第六項 楽観脳(サニーブレイン)と悲観脳(レイニーブレイン)

― 「前向きな幻想」 ―

イギリスの心理学者スチュアート・サザーランドは、著書『不合理』の中で、興味深い調査報告をしています。それは、調査に参加したドライバーの95%が「自分は平均よりも運転が上手い」と回答したというものです。
多くの人間は、自分は平均よりも運転が上手く、平均よりも生涯賃金を稼ぎ、平均よりも長生きし、平均よりも幸福に暮らし、平均よりも素晴らしい結婚生活をし、と思い込みをするのです。多くの人が平均より上だと感じているんです。これって、数学的にはありえない面白い現象です。
著者はそれを「前向きな幻想」(オプティムズ・バイアス:自分によいことが起きる可能性を人は過大に見込む現象)と呼んでいます。
「前向きな幻想」(オプティムズ・バイアス)が不合理だからといって否定しているのではありません。人間の脳は、何もしなければ自然に楽観的な思考をする生き物だということです。朝から晩まで悲観脳に占有されていたのでは肩が凝ります。胃潰瘍になるかもしれません。

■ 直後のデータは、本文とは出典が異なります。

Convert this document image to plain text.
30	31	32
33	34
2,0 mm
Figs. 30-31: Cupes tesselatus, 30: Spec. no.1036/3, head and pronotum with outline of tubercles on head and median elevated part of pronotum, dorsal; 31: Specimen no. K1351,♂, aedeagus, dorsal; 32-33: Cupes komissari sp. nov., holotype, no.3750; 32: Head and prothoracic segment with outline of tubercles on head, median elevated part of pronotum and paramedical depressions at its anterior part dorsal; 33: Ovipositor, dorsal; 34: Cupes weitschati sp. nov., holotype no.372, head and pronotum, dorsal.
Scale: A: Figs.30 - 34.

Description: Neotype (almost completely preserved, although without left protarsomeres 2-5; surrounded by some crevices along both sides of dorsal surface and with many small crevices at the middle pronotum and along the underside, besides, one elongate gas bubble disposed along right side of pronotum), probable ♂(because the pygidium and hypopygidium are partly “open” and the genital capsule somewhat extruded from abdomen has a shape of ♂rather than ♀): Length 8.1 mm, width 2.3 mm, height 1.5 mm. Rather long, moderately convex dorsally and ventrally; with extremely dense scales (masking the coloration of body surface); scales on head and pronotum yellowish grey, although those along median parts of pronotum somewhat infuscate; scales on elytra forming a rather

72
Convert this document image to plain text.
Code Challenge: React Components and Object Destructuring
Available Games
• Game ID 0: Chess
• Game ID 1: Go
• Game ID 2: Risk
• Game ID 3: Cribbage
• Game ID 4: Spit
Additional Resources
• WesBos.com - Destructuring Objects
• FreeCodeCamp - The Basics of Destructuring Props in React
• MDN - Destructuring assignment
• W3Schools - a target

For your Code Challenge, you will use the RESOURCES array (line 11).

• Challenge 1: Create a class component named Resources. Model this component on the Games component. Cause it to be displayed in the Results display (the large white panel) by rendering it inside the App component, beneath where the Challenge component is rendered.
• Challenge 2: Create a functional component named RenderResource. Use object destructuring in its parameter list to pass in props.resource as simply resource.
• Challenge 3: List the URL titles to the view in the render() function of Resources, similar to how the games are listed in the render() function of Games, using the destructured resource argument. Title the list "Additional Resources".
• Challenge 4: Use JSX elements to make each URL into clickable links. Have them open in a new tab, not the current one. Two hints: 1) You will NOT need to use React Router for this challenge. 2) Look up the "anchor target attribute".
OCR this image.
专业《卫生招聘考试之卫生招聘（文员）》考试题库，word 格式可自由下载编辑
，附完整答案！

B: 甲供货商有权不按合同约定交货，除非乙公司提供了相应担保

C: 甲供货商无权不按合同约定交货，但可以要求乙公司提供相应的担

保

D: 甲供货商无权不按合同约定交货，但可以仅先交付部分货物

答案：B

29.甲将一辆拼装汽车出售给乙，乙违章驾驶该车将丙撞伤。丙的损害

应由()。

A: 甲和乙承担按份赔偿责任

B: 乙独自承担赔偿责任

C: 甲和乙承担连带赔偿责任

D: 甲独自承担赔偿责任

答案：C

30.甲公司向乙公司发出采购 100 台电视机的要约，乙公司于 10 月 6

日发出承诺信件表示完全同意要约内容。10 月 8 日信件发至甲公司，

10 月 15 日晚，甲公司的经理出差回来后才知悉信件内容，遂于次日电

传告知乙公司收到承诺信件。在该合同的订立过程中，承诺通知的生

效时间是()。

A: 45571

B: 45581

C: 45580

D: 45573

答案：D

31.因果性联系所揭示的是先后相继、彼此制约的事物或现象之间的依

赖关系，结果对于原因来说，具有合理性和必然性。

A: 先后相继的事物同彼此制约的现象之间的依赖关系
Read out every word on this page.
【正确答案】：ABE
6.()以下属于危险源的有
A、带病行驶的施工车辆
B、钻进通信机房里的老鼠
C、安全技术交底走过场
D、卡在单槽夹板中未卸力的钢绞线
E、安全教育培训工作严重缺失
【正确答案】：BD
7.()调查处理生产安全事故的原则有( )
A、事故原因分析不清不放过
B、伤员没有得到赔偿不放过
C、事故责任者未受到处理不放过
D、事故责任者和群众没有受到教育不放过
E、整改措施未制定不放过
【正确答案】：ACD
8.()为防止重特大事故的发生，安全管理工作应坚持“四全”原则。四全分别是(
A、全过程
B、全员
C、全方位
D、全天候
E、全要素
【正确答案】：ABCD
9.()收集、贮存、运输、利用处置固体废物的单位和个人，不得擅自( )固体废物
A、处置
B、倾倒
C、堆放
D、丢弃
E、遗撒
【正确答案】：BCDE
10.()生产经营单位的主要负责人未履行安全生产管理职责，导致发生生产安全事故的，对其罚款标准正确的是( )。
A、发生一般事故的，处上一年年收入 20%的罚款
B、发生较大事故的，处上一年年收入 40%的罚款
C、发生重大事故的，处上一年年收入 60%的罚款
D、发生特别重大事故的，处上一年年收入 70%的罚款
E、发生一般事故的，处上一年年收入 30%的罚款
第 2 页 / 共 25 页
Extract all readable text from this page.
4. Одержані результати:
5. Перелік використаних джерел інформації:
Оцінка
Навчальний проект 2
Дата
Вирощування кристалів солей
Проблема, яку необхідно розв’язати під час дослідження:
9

「前向きな幻想」(オプティムズ・バイアス)があればこそ、私たち男どもは、”女性を口説こう”と無謀に近い行動を起こすのでしょう。女性に振られるぐらいならいいのですが、危険を直視できない「前向きな幻想」、例えば、貯金していなくても何とかなる、少し飲酒したぐらいの運転は大丈夫だ、などは幻想を通り越し幻滅、そして人生の破滅に繋がります。